La beauté de la bouteille d’eau minérale marquée peut avoir son pendant dans la beauté du billet d’entrée au spectacle, dans l’aspect majestueux du lieu.

– l’éthique

Le comportement social et environnemental de l’entreprise qui incarne la marque devient de plus en plus un enjeu important.

Le Théâtre national de la Colline en choisissant de faire une brochure au format très sobre se positionne dans une démarche écologique. Elle ne manque pas d’ailleurs de préciser sur son programme qu’elle « s’engage dans une démarche de développement durable ».

Dans le même ordre d’idée, présenter les actions culturelles menées pendant la saison dans sa brochure est un moyen de construire son identité éthique.

Ces valeurs ajoutées ou sur-valeurs sont la seule justification du sur-prix payé pour la marque.

Les clefs de la sensibilité aux marques

Elles sont triples :
– on doit être persuadé d’une différence
– on doit attribuer une valeur à cette différence
– on doit estimer que cette valeur est supérieure aux coûts (prix d’achat, coûts associés (transport, temps, etc.)

Si la marque veut fidéliser, elle doit donc aller jusqu’à créer un vrai lien émotionnel, le sentiment aussi d’être bien compris par celle-ci, en affinité de valeurs, et enfin d’être là chez un grand spécialiste, pour jouir du plaisir de la compétence.

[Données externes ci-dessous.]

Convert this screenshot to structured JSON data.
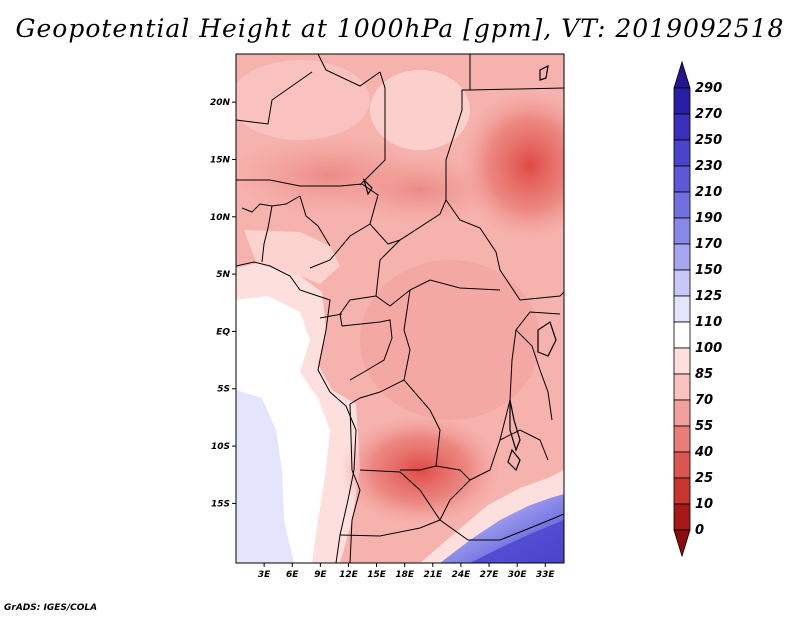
{
  "title": "Geopotential Height at 1000hPa [gpm], VT: 2019092518",
  "credit": "GrADS: IGES/COLA",
  "map": {
    "lat_labels": [
      "20N",
      "15N",
      "10N",
      "5N",
      "EQ",
      "5S",
      "10S",
      "15S"
    ],
    "lon_labels": [
      "3E",
      "6E",
      "9E",
      "12E",
      "15E",
      "18E",
      "21E",
      "24E",
      "27E",
      "30E",
      "33E"
    ]
  },
  "colorbar": {
    "levels": [
      "290",
      "270",
      "250",
      "230",
      "210",
      "190",
      "170",
      "150",
      "125",
      "110",
      "100",
      "85",
      "70",
      "55",
      "40",
      "25",
      "10",
      "0"
    ],
    "colors": [
      "#25148f",
      "#2b1ea6",
      "#3a2fbc",
      "#4a43cc",
      "#5c58d8",
      "#7070e0",
      "#8888e8",
      "#a6a6f0",
      "#c8c8f8",
      "#e4e4fc",
      "#ffffff",
      "#fde0de",
      "#f9c2be",
      "#f2a09b",
      "#e97d77",
      "#dc5650",
      "#c83430",
      "#a81818",
      "#8a0c0c"
    ]
  },
  "chart_data": {
    "type": "heatmap",
    "title": "Geopotential Height at 1000hPa [gpm], VT: 2019092518",
    "variable": "Geopotential Height at 1000hPa",
    "units": "gpm",
    "valid_time": "2019092518",
    "region": {
      "lon_range": [
        0,
        35
      ],
      "lat_range": [
        -20,
        25
      ]
    },
    "colorbar_levels": [
      0,
      10,
      25,
      40,
      55,
      70,
      85,
      100,
      110,
      125,
      150,
      170,
      190,
      210,
      230,
      250,
      270,
      290
    ],
    "approx_field": [
      {
        "area": "southern Atlantic (SW corner)",
        "range_gpm": [
          110,
          125
        ]
      },
      {
        "area": "Gulf of Guinea / Atlantic near equator",
        "range_gpm": [
          100,
          110
        ]
      },
      {
        "area": "Central Africa basin",
        "range_gpm": [
          55,
          85
        ]
      },
      {
        "area": "Angola low (around 14S,18E)",
        "range_gpm": [
          40,
          55
        ]
      },
      {
        "area": "Sudan / NE corner (around 14N,32E)",
        "range_gpm": [
          40,
          55
        ]
      },
      {
        "area": "Sahara north",
        "range_gpm": [
          70,
          100
        ]
      },
      {
        "area": "SE corner high (around 18S,32E)",
        "range_gpm": [
          170,
          230
        ]
      }
    ]
  }
}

La marque doit être envisagée comme un capital

Qu’est-ce qu’en effet qu’un capital ? Un stock de valeurs qui peut rapporter dans le futur. La marque forte est un capital car elle devient un avantage concurrentiel durable. Une marque forte contribue de maintes façons à la pérennité de l’entreprise. Elle est :

– une barrière à l’entrée de concurrents qui savent que ses clients et distributeurs satisfaits devront se voir proposer une alternative très radicale avant de penser passer de cette marque à la leur.
– une barrière à la sortie des meilleurs cadres et employés qui hésiteront avant d’aller vendre leur savoir-faire, leur expertise ailleurs ; nous illustrerons ce propos un peu plus tard.
– une source d’attraction des clients car la réputation (la notoriété, l’image, et la confiance qui lui est attachée) est rassurante.
– une source d’amortissement des crises : on excuse une défaillance de la marque de confiance. La marque forte jouit en effet, d’une deuxième chance lorsque, par exemple, une proposition de la programmation n’est pas « à la hauteur ». La marque moyenne ou faible serait confirmée dans son statut secondaire par un échec similaire.
– une source de prime de prix, liée à cette confiance même face à des produits dits « objectivement similaires ». En effet, pour le spectateur c’est sa propre perception qui est la réalité. Il n’est pas un preneur de risque sauf contraints à le faire par manque de ressources et de choix. Il préfère « acheter » de la certitude que de l’incertain.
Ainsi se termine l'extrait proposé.